Le contraste est encore plus alarmant si on fait le ratio enseignant-étudiant dans l'enseignement supérieur. Celui-ci a atteint un seuil critique car estimé autour de 1 enseignant pour 80 à 112 étudiants en 2023-2025, bien au-delà des normes de l'UNESCO. Avec près de 286 000 étudiants pour environ 2500 enseignants permanents, « le système souffre d'un déséquilibre majeur puisque le taux d’encadrement n’est pas bon », analyse-t-il. Cependant, s’empresse-t-il, de préciser : « nous avons des îlots dans l’enseignement supérieur parce que dans certains établissements la situation répond parfaitement aux standards internationaux ».
Vers une transformation systémique : l’agenda du MESRI
Face à ce goulot d’étranglement parmi tant d’autres qui constituent un obstacle pour un enseignement supérieur de qualité accessible à la majorité des Sénégalais, l’heure n’est plus au colmatage. Le ministère de tutelle (le MESRI) est en train d’élaborer une nouvelle feuille de route à travers l’Agenda de transformation de l’enseignement supérieur, de la recherche et de l’innovation. Celui-ci entend passer d’une « logique de rattrapage à une logique de transformation systémique », confie Dr Nouhou Diaby, conseiller technique du ministre de l’enseignement supérieur.
« Dans les réformes passées, on visait souvent à absorber le nombre d’étudiants, à gérer des crises, à créer de nouvelles universités, et instituts pour désengorger Dakar. Ici, on veut une transformation totale allant de la formation, la recherche, la gouvernance, le financement, l’innovation et l’insertion. On ne vise plus à améliorer ce qui existe. Nous voulons changer de modèle, en donnant plus de place à la recherche. En faire un outil de réponse aux préoccupations liées à la santé, à l’agriculture », déclare-t-il.
Une cause certes noble mais encore faudrait-il pouvoir mobiliser le financement nécessaire pour le développement endogène de la Recherche.
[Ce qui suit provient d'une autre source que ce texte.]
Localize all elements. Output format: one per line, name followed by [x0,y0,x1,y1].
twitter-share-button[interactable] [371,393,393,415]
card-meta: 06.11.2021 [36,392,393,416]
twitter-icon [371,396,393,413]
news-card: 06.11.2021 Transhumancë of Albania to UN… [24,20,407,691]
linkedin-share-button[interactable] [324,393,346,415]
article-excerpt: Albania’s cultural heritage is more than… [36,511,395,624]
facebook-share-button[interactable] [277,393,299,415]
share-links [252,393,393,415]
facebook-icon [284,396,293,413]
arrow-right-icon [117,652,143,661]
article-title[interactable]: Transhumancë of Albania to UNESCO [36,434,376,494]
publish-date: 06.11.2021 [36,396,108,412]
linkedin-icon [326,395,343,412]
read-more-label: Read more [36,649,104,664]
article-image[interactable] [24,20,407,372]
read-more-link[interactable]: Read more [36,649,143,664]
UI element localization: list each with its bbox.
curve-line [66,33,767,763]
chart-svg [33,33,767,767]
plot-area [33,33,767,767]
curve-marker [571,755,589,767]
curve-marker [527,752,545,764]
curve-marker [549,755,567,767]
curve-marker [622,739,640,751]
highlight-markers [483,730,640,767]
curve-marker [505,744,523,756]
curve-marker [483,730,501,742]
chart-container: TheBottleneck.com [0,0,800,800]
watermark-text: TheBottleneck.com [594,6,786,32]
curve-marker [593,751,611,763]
Ce qui n’est pas une mince affaire, selon Pr Seydi. En tant que Directeur de la recherche de l’UCAD, tous les appels qui passent par son bureau viennent de l’étranger. Faisant des chercheurs sénégalais de simples « ouvriers de recherche ».
« Nous nous positionnons pour capter ces fonds venant de bailleurs qui sont ailleurs. À l’arrivée, nous sommes appelés à faire des activités pour le compte de gens qui sont ailleurs. À y voir clair, nous sommes des ouvriers de recherche ! Beaucoup de collègues se plaignent de faire des prélèvements et qui envoient à leur équipe de recherche à l’étrangers et il n’y a pas de retour. C’est parce que simplement nous n’avons pas de laboratoires aux standards », argue-t-il.
Il insiste, par conséquent, sur la nécessité « de financer nous-mêmes notre recherche ».